I like the rotation idea, but I can't say I see much logic in the desire to have new engineers deploy to production on their first day mentioned/linked in the opening. At VMware (or at least on my team) we try to have new engineers commit code their first week (this doesn't always work out, and when it does it's usually the 4th or 5th day) and I almost feel that's too soon...first day just seems nuts.
You don't see this in other professions, e.g. I doubt doctors are performing surgery or lawyers are going to court on their first day at a new hospital or firm. I'm just not seeing the value in having someone commit code before they're possibly familiar with the codebase and [unless it's a product they used before getting hired] may be equally unfamiliar with what the product even does.
You're not performing surgery and you're not arguing in court. You're making many mostly-trivial changes to a website, and that process should be trivial enough that it can be learned in a day.
Having people deploy on their first day is a check on the complexity of the process as much as it is intended to educate new employees.
(n.b. I don't work for Etsy anymore, but I still feel compelled to go to the mat on this thing.)
In my experience, I think it has more to do with getting an engineer acquainted with the pipeline from writing code to getting it live on production. Once he/she is familiar with this, it takes a huge barrier out of the way for the person to be productive whenever they are ready to write some non trivial code in the codebase.
That's exactly right. It's not about pushing meaningful or complex code to production, it's about pushing a small change so that a new engineer can see the whole process from end-to-end.
We do have people push on their first day here at Gridium and I think it's really beneficial. The new engineer sees how we work, and the rest of the team sees that new name in the git logs, on chat, and everywhere else. It sends a strong message that there is a new member of the team who is going to be contributing from now on. It helps to establish cultural norms (everyone makes a big deal out of that first commit which is fun).
I really like the effect it has on our team. Even changing two characters in a string feels like a big deal and that's awesome.
> it's about pushing a small change so that a new engineer can see the whole process from end-to-end
Is that really an accurate portrayal of the process though? Most changes aren't small and take days of development, not minutes or hours. Not to mention code reviews and QA.
Yes, it really is an accurate portrayal of the process. Etsy isn't pushing days of development out in a deploy.

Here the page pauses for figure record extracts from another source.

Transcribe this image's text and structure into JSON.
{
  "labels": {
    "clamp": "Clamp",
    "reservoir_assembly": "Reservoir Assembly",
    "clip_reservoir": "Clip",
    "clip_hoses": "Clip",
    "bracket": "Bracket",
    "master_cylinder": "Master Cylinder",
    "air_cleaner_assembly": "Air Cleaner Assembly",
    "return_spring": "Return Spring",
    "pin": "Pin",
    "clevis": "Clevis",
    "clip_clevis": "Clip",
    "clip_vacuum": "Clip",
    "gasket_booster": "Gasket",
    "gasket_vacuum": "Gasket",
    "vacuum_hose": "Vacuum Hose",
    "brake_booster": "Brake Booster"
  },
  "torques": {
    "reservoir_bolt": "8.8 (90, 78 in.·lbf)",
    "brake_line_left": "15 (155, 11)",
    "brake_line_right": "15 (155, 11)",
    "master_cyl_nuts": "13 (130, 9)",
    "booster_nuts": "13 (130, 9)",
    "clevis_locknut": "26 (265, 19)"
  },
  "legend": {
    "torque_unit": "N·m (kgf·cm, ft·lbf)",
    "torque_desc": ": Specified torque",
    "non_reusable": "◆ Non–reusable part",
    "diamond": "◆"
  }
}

That would be considered poor practice at Etsy.
To make a sizable feature live, you use a bunch of methods in cooperation:
* Only mutate a bare minimum number of executed lines as code deploys.
* Turn features on and off quickly with (much faster) config deploys.
* Release and test features for internal users first (in production).
* Ramp features up to small amounts of production traffic at a time.
* Deploy new code paths and queries so that they're executed, but aren't visible to end users. (You can use this to detect performance problems early.)
But what you never do is sit on days of sizable code changes that you don't deploy. If you try to deploy a massive diff people in your push will generally suggest that you not do it.
> But what you never do is sit on days of sizable code changes that you don't deploy.
That's certainly sensible but I wasn't suggesting sitting on "days of sizable code changes" - just that it takes days to make the code changes (particularly once you factor in code review and QA).
Most isn't all tho! At any time I can come up with a dozen really small fixes. Changing the timing of a task, updating a string, or any other small things that are always hanging around.
You don't see this in other professions, e.g. I doubt doctors are performing surgery or lawyers are going to court on their first day at a new hospital or firm. I'm just not seeing the value in having someone commit code before they're possibly familiar with the codebase and [unless it's a product they used before getting hired] may be equally unfamiliar with what the product even does.